April 2, 2019 at 3:40 pm ET
Crapo Ties Data Privacy Debate to ‘Politically’ Motivated Lending
Senate Banking chairman suggests 'politically disfavored' industries need protection
As the Senate Banking Committee crafts data privacy legislation, the panel’s chairman is signaling that corporate social responsibility will feature heavily in the debate.
Chairman Mike Crapo (R-Idaho) suggested Tuesday that he’ll be taking a close look at how financial services companies do — or don’t — lend to “politically disfavored” industries. The amount of consumer data banks should be allowed to maintain “will likely be informed by whether banks use such data to provide credit services to customers or whether they use such data to boycott certain industries and dictate social policy,” he said.
Crapo’s comments, which he made during a speech at the American Bankers Association Washington Summit, suggest that he is factoring in the debate on how banks and other financial firms lend to the firearms industry as the panel deliberates on widely expected bipartisan data privacy legislation. In his speech, Crapo referred to businesses that are involved in “constitutionally protected industries.”
It’s a new wrinkle in the data privacy discussion for financial firms, which has so far been dominated by debate around credit bureaus.
Political interest in data privacy and financial firms picked up after the 2017 Equifax Inc. data breach that affected about 150 million Americans. In February, House Financial Services Committee Chairwoman Maxine Waters (D-Calif.) held a hearing with the chief executives of the country’s largest credit bureaus, including Equifax, and has proposed a discussion draft of a bill that would overhaul the credit bureau system.
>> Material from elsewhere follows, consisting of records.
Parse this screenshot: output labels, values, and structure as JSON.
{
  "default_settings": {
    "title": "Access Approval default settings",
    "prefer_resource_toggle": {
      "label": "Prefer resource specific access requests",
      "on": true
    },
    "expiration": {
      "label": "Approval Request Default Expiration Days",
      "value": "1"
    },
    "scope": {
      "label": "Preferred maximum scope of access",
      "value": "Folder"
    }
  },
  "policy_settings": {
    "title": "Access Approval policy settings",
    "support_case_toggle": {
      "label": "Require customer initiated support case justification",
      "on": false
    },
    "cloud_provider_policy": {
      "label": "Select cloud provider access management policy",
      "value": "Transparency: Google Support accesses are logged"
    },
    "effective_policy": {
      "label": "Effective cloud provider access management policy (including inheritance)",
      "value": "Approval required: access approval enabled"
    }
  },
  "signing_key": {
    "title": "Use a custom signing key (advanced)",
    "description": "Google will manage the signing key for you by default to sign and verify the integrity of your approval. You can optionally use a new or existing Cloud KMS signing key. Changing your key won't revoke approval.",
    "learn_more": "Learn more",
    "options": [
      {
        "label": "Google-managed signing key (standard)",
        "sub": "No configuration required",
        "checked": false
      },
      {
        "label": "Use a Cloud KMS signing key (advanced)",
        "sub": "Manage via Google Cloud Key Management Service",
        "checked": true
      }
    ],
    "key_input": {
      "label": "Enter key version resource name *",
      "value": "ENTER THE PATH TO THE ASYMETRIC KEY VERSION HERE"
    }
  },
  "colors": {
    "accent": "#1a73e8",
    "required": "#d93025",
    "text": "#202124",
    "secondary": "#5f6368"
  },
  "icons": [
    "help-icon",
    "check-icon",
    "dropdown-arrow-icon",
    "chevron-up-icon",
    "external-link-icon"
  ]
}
While approaches of that nature are unlikely to gain much traction on the other side of the Capitol, both Crapo and the panel’s ranking Democrat, Sen. Sherrod Brown of Ohio, have identified data privacy as a priority for the year. In February, the duo invited feedback on potential legislation regarding data security.
Crapo and Brown are in the process of reviewing those comments “and determining next steps,” Crapo said during his speech.
But since the close of the comment period on March 15, debate has picked up in the financial policy community about banks cutting off lending to certain industries, largely the firearms industry. Some banks, with prompting from shareholder proposals and socially minded funds, have tried to distance themselves from the firearms industry.
Republican senators have responded: Crapo last week sent a letter to the heads of the country’s largest banks expressing his concern about the trend. Sen. Kevin Cramer (R-N.D.), who also sits on the banking panel, last week introduced the “Freedom Financing Act,” which seeks to address the issue.
It’s a tricky one for the banking industry. After Crapo’s speech, Rob Nichols, president and chief executive of the American Bankers Association, said it doesn’t make sense to “use banks to pick winners and losers in the private marketplace.” He added, however, that “banks can make individual decisions about where they want to or not want to lend.”